Indeed, the only use case where you couldn't recode is when you want to access in the exact sequence you added items with slots=1. Because mIRC currently adds to the beginning of the linked-list you don't hold a pointer to the last item in the linked list (and possibly each item only has a forward pointer), it would be more difficult to optimise decreasing indexes. If you wanted to optimise for decreasing loops you would need an /hmake /hadd flag which tells mIRC to hold a pointer to the end of each linked-list and to hold backward pointers in each item so that you can iterate over the list in both directions.

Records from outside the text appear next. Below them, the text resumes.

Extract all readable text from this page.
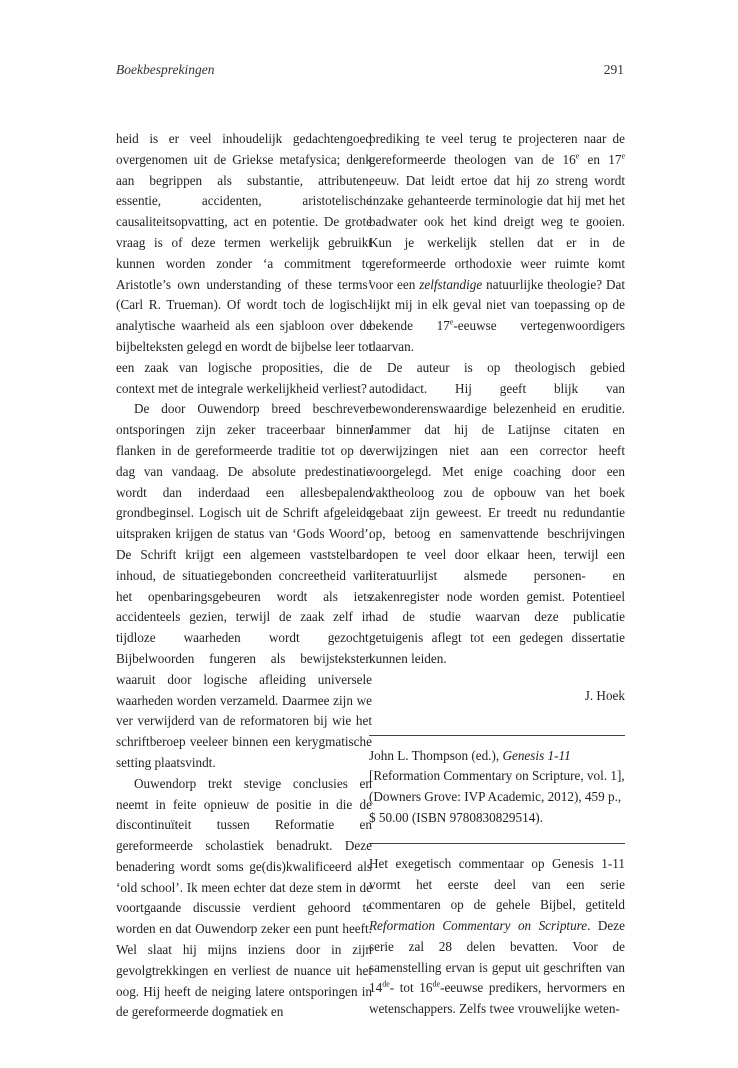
Boekbesprekingen	291

heid is er veel inhoudelijk gedachtengoed overgenomen uit de Griekse metafysica; denk aan begrippen als substantie, attributen, essentie, accidenten, aristotelische causaliteitsopvatting, act en potentie. De grote vraag is of deze termen werkelijk gebruikt kunnen worden zonder ‘a commitment to Aristotle’s own understanding of these terms’ (Carl R. Trueman). Of wordt toch de logisch-analytische waarheid als een sjabloon over de bijbelteksten gelegd en wordt de bijbelse leer tot een zaak van logische proposities, die de context met de integrale werkelijkheid verliest?

De door Ouwendorp breed beschreven ontsporingen zijn zeker traceerbaar binnen flanken in de gereformeerde traditie tot op de dag van vandaag. De absolute predestinatie wordt dan inderdaad een allesbepalend grondbeginsel. Logisch uit de Schrift afgeleide uitspraken krijgen de status van ‘Gods Woord’. De Schrift krijgt een algemeen vaststelbare inhoud, de situatiegebonden concreetheid van het openbaringsgebeuren wordt als iets accidenteels gezien, terwijl de zaak zelf in tijdloze waarheden wordt gezocht. Bijbelwoorden fungeren als bewijsteksten waaruit door logische afleiding universele waarheden worden verzameld. Daarmee zijn we ver verwijderd van de reformatoren bij wie het schriftberoep veeleer binnen een kerygmatische setting plaatsvindt.

Ouwendorp trekt stevige conclusies en neemt in feite opnieuw de positie in die de discontinuïteit tussen Reformatie en gereformeerde scholastiek benadrukt. Deze benadering wordt soms ge(dis)kwalificeerd als ‘old school’. Ik meen echter dat deze stem in de voortgaande discussie verdient gehoord te worden en dat Ouwendorp zeker een punt heeft. Wel slaat hij mijns inziens door in zijn gevolgtrekkingen en verliest de nuance uit het oog. Hij heeft de neiging latere ontsporingen in de gereformeerde dogmatiek en

prediking te veel terug te projecteren naar de gereformeerde theologen van de 16e en 17e eeuw. Dat leidt ertoe dat hij zo streng wordt inzake gehanteerde terminologie dat hij met het badwater ook het kind dreigt weg te gooien. Kun je werkelijk stellen dat er in de gereformeerde orthodoxie weer ruimte komt voor een zelfstandige natuurlijke theologie? Dat lijkt mij in elk geval niet van toepassing op de bekende 17e-eeuwse vertegenwoordigers daarvan.

De auteur is op theologisch gebied autodidact. Hij geeft blijk van bewonderenswaardige belezenheid en eruditie. Jammer dat hij de Latijnse citaten en verwijzingen niet aan een corrector heeft voorgelegd. Met enige coaching door een vaktheoloog zou de opbouw van het boek gebaat zijn geweest. Er treedt nu redundantie op, betoog en samenvattende beschrijvingen lopen te veel door elkaar heen, terwijl een literatuurlijst alsmede personen- en zakenregister node worden gemist. Potentieel had de studie waarvan deze publicatie getuigenis aflegt tot een gedegen dissertatie kunnen leiden.

J. Hoek

John L. Thompson (ed.), Genesis 1-11 [Reformation Commentary on Scripture, vol. 1], (Downers Grove: IVP Academic, 2012), 459 p., $ 50.00 (ISBN 9780830829514).

Het exegetisch commentaar op Genesis 1-11 vormt het eerste deel van een serie commentaren op de gehele Bijbel, getiteld Reformation Commentary on Scripture. Deze serie zal 28 delen bevatten. Voor de samenstelling ervan is geput uit geschriften van 14de- tot 16de-eeuwse predikers, hervormers en wetenschappers. Zelfs twee vrouwelijke weten-
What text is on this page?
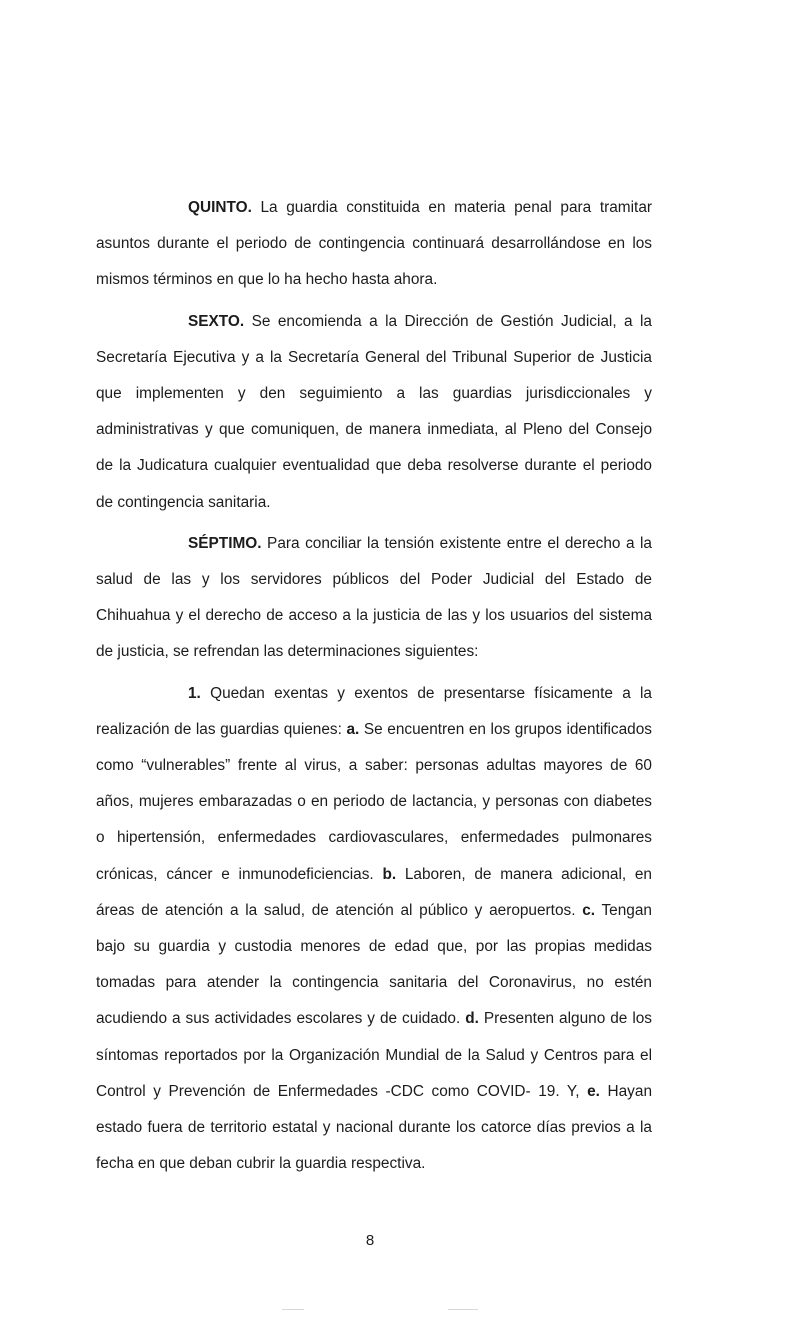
QUINTO. La guardia constituida en materia penal para tramitar asuntos durante el periodo de contingencia continuará desarrollándose en los mismos términos en que lo ha hecho hasta ahora.

SEXTO. Se encomienda a la Dirección de Gestión Judicial, a la Secretaría Ejecutiva y a la Secretaría General del Tribunal Superior de Justicia que implementen y den seguimiento a las guardias jurisdiccionales y administrativas y que comuniquen, de manera inmediata, al Pleno del Consejo de la Judicatura cualquier eventualidad que deba resolverse durante el periodo de contingencia sanitaria.

SÉPTIMO. Para conciliar la tensión existente entre el derecho a la salud de las y los servidores públicos del Poder Judicial del Estado de Chihuahua y el derecho de acceso a la justicia de las y los usuarios del sistema de justicia, se refrendan las determinaciones siguientes:

1. Quedan exentas y exentos de presentarse físicamente a la realización de las guardias quienes: a. Se encuentren en los grupos identificados como “vulnerables” frente al virus, a saber: personas adultas mayores de 60 años, mujeres embarazadas o en periodo de lactancia, y personas con diabetes o hipertensión, enfermedades cardiovasculares, enfermedades pulmonares crónicas, cáncer e inmunodeficiencias. b. Laboren, de manera adicional, en áreas de atención a la salud, de atención al público y aeropuertos. c. Tengan bajo su guardia y custodia menores de edad que, por las propias medidas tomadas para atender la contingencia sanitaria del Coronavirus, no estén acudiendo a sus actividades escolares y de cuidado. d. Presenten alguno de los síntomas reportados por la Organización Mundial de la Salud y Centros para el Control y Prevención de Enfermedades -CDC como COVID- 19. Y, e. Hayan estado fuera de territorio estatal y nacional durante los catorce días previos a la fecha en que deban cubrir la guardia respectiva.

8
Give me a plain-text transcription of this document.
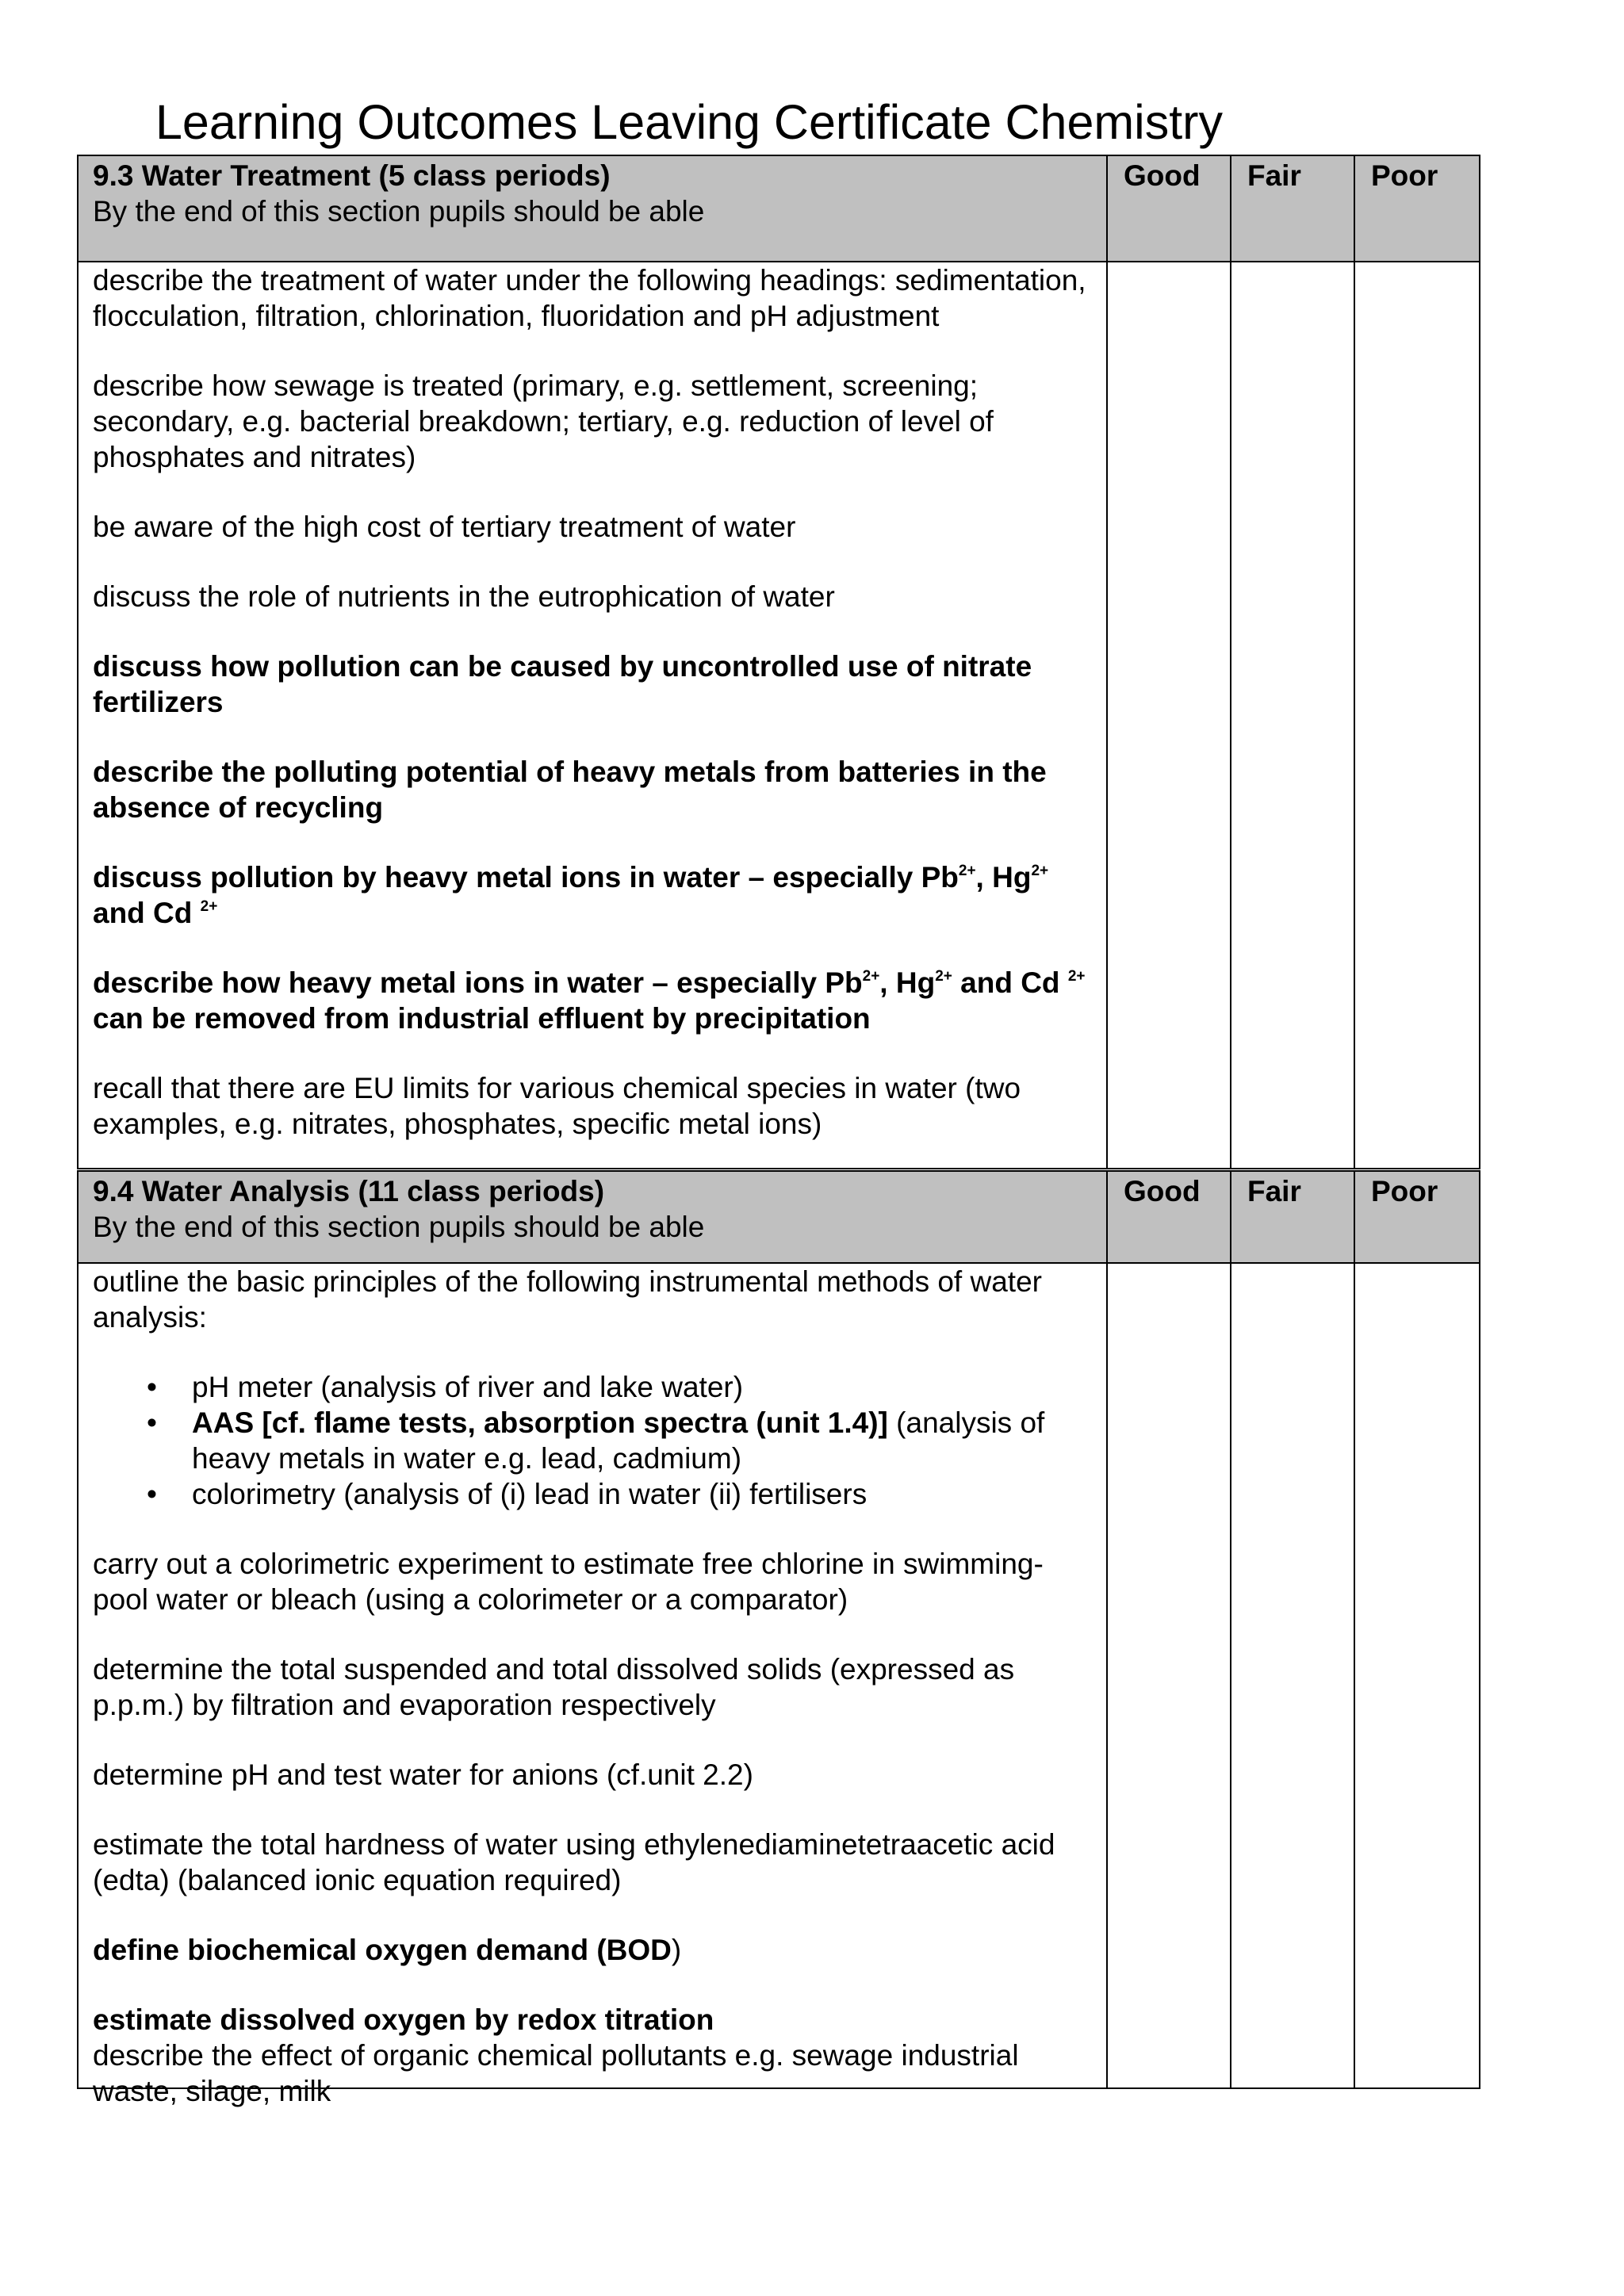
Learning Outcomes Leaving Certificate Chemistry
9.3 Water Treatment (5 class periods)
By the end of this section pupils should be able
Good	Fair	Poor

describe the treatment of water under the following headings: sedimentation, flocculation, filtration, chlorination, fluoridation and pH adjustment

describe how sewage is treated (primary, e.g. settlement, screening; secondary, e.g. bacterial breakdown; tertiary, e.g. reduction of level of phosphates and nitrates)

be aware of the high cost of tertiary treatment of water

discuss the role of nutrients in the eutrophication of water

discuss how pollution can be caused by uncontrolled use of nitrate fertilizers

describe the polluting potential of heavy metals from batteries in the absence of recycling

discuss pollution by heavy metal ions in water – especially $Pb^{2+}$, $Hg^{2+}$ and Cd $^{2+}$

describe how heavy metal ions in water – especially $Pb^{2+}$, $Hg^{2+}$ and Cd $^{2+}$ can be removed from industrial effluent by precipitation

recall that there are EU limits for various chemical species in water (two examples, e.g. nitrates, phosphates, specific metal ions)

9.4 Water Analysis (11 class periods)
By the end of this section pupils should be able
Good	Fair	Poor

outline the basic principles of the following instrumental methods of water analysis:

• pH meter (analysis of river and lake water)
• AAS [cf. flame tests, absorption spectra (unit 1.4)] (analysis of heavy metals in water e.g. lead, cadmium)
• colorimetry (analysis of (i) lead in water (ii) fertilisers

carry out a colorimetric experiment to estimate free chlorine in swimming-pool water or bleach (using a colorimeter or a comparator)

determine the total suspended and total dissolved solids (expressed as p.p.m.) by filtration and evaporation respectively

determine pH and test water for anions (cf.unit 2.2)

estimate the total hardness of water using ethylenediaminetetraacetic acid (edta) (balanced ionic equation required)

define biochemical oxygen demand (BOD)

estimate dissolved oxygen by redox titration

describe the effect of organic chemical pollutants e.g. sewage industrial waste, silage, milk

So this would enable you to decide whether e.g. for $hget(table,n).item followed by $hget(table,n - m).item mIRC could choose to iterate backwards over the linked_list using the cached location or to iterate from scratch from the beginning of the linked-list. (This choice could e.g. be based on the value of n and whether n-m is closer to 0 or to n, but I suspect in this event the scripter might want to influence this choice so we would need syntax for that.)

All that said, in the real world I suspect that hash tables used e.g. as a FIFO queue where you want to iterate in sequence added or e.g. $hget(table,$hget(table,0).item).data would tend to be relatively small cf. other types of table where you want to iterate but don't care about sequence, so personally I wouldn't worry about optimising decreasing loops.